Nous passerions les jours à redire à nos bons amis de l’autre monde tout ce que nous sentirions pour nos bien-aimés de la terre ; et à nos bien-aimés de la terre, tout ce que nous auraient dit ceux de l’autre monde. Voilà ce que cherchent les martinistes. Ils s’y disposent par l’exercice des vertus ; ils parlent de l’être suprême avec une vénération et un amour qui saisissent l’âme ; et tout ce qu’enseigne le christianisme, ne trouve en eux aucune contradiction formelle. Enfin, ils n’entament aucune question politique. Qui l’eût dit, qu’après les encyclopédistes viendraient les martinistes ? Ceux-ci n’ont aucun trait de la physionomie propre à la hautaine secte philosophique.
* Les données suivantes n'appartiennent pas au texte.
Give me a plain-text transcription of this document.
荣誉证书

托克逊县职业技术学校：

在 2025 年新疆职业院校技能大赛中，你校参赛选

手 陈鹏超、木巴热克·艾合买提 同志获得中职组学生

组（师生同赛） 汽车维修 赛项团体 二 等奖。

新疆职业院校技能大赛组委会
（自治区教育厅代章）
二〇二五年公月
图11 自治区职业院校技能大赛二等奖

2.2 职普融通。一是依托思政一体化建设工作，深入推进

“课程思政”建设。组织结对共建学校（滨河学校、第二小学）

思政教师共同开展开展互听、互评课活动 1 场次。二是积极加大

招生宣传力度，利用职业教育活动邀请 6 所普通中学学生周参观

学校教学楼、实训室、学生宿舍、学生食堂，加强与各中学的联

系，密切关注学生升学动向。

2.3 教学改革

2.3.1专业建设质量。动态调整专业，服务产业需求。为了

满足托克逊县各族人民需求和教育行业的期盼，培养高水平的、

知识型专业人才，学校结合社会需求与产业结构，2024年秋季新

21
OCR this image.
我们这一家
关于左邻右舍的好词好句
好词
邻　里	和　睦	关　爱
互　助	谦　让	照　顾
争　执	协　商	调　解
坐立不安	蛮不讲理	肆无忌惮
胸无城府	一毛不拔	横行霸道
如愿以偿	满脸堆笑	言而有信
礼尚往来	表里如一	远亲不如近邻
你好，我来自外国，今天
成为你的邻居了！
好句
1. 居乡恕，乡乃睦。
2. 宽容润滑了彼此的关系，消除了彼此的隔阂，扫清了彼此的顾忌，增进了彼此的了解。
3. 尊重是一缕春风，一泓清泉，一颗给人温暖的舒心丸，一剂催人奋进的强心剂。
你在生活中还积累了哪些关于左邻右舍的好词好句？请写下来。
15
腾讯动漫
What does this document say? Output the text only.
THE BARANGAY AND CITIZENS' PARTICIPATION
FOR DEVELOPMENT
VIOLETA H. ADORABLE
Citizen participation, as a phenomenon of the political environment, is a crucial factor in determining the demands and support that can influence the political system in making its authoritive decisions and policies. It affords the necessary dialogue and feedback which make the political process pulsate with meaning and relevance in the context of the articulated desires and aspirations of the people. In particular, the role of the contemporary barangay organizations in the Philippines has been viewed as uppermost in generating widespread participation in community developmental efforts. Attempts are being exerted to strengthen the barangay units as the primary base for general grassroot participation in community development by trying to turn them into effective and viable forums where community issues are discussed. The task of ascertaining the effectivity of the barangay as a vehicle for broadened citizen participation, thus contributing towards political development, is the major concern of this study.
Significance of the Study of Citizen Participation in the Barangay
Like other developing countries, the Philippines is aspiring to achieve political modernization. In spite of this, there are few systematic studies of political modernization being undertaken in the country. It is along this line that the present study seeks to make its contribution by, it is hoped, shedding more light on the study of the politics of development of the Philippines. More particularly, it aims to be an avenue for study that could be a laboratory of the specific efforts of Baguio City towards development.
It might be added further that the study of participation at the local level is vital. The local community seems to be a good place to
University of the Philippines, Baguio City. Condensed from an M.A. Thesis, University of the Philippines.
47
Je ne sais comment le clergé, le gouvernement et la littérature s’arrangeront un jour avec eux. La secte qui vit dans un monde intellectuel ne paraît pas vouloir recourir à ce qui choque les hommes. Elle n’ambitionne ni pouvoir, ni richesse, ni renommée ; elle rêve, elle cherche la perfection ; elle est douce et vertueuse, elle veut parler aux morts et aux esprits. Cela n’est pas dangereux. Des jeunes gens distingués par l’éducation et la figure, suivent ces idées extraordinaires. Ils laissent à d’autres les plateaux électriques, les creusets, les vases en fermentation, les recherches sur l’air fixe ; ils tiennent mieux, à ce qu’ils prétendent ; ils acquièrent l’évidence physique sur l’origine du bien et du mal, sur l’homme, sur la nature matérielle, la nature immatérielle et la nature sacrée. Qu’est-ce, après cela, que la base des gouvernements politiques, la justice civile et criminelle, les sciences, les langues et les arts ? Parler aux anges, rappeler son âme aux principes universels de la science, voilà ce qui fait dédaigner la physique et la chimie, qui prenaient une grande faveur.